L’intention américaine reste toujours, obstinément, de transformer un champ de bataille chaotique et incontrôlable en une situation ordonnée où l’on puisse utiliser à tous les coups des technologies qui requièrent d’abord, dans un temps très rapide, des renseignements très précis d’une situation tactique précisément identifiée, — alors qu’elle est désordre par essence et en mouvement à chaque seconde. L’aspect psychologique de ces étranges recherches est non seulement dérisoire, il est irréel : parler d’“intimidation” à cause de prétendus “succès” d’explosions prématurées à propos de personnes qui ont décidé de sacrifier leurs vies est absurde. Les défauts américains qui ont conduit à l’impuissance actuelle, en tournant à la caricature risquent de transformer un jour cette impuissance en désastre.

L’article s’intéresse tout de même au problème de l’identification, mais là aussi dans une dimension aveuglément psychologique, avec des effets prévisibles nuls ou contraires à ceux qu’on attend. Par contre, la présence massive des moyens les plus avancés est toujours là : « Another approach to mitigating the danger of IEDs involves correlating large amounts of intelligence and surveillance data to determine the time of day and locations where such weapons are often planted. Observers monitor those sectors from aircraft or hidden sniper posts with fast-reaction forces standing by. In one new, specialized project, researchers have begun targeting enemy planners, organizers, suppliers and bomb makers in their homes and workshops before attacks can be launched. The effort is based on fusing intelligence to the basic building blocks of ground moving-target indicator data gathered by Joint Stars, U-2 and other aircraft. The data can be played backward to see where the bombers and vehicles came from. »


Les Américains sont impuissants par rapport au facteur central de toute guerre de cette sorte, qui est l’aspect humain : ne jamais perdre le contact avec la rébellion, chercher constamment à la comprendre, à la manœuvrer, à la diviser, à l’orienter, essentiellement “de l’intérieur” ou par des actions d’influence sur les marges.
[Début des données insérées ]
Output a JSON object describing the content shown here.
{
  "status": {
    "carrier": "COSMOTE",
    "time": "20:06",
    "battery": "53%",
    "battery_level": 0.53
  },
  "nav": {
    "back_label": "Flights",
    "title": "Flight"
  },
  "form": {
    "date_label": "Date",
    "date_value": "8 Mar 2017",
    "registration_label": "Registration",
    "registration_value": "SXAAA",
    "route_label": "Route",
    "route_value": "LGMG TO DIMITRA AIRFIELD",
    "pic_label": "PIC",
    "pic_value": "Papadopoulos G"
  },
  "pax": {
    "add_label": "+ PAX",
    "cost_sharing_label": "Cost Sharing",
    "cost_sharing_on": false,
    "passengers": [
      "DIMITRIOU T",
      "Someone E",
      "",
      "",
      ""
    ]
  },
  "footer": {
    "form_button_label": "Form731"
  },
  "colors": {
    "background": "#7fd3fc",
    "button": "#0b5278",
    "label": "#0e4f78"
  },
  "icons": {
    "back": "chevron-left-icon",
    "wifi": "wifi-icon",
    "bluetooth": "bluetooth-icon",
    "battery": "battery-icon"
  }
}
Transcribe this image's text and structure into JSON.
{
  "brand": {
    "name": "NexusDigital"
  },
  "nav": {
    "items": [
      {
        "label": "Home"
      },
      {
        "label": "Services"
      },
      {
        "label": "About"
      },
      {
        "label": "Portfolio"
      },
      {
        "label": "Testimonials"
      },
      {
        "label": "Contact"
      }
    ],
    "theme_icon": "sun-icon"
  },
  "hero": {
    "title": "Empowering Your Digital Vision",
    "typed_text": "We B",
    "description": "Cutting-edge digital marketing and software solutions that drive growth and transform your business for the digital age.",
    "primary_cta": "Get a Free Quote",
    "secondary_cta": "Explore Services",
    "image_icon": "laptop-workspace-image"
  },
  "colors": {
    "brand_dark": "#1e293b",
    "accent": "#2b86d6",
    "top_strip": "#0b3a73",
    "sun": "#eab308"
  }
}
L’identification doit se faire de l’intérieur, à partir d’une compréhension des hommes, de leurs motifs, de leur action. Les Américains font le contraire : ils s’isolent systématiquement de la rébellion, de la résistance, de l’insurrection, de l’Irak, etc. C’est une réaction typique de l’américanisme, cet isolationnisme psychologique, aujourd’hui traduit par les formules bushistes: ne rien toucher qui puisse appartenir au “mal” (evil) ; cela, d’autant plus impératif qu’on n’y comprend rien.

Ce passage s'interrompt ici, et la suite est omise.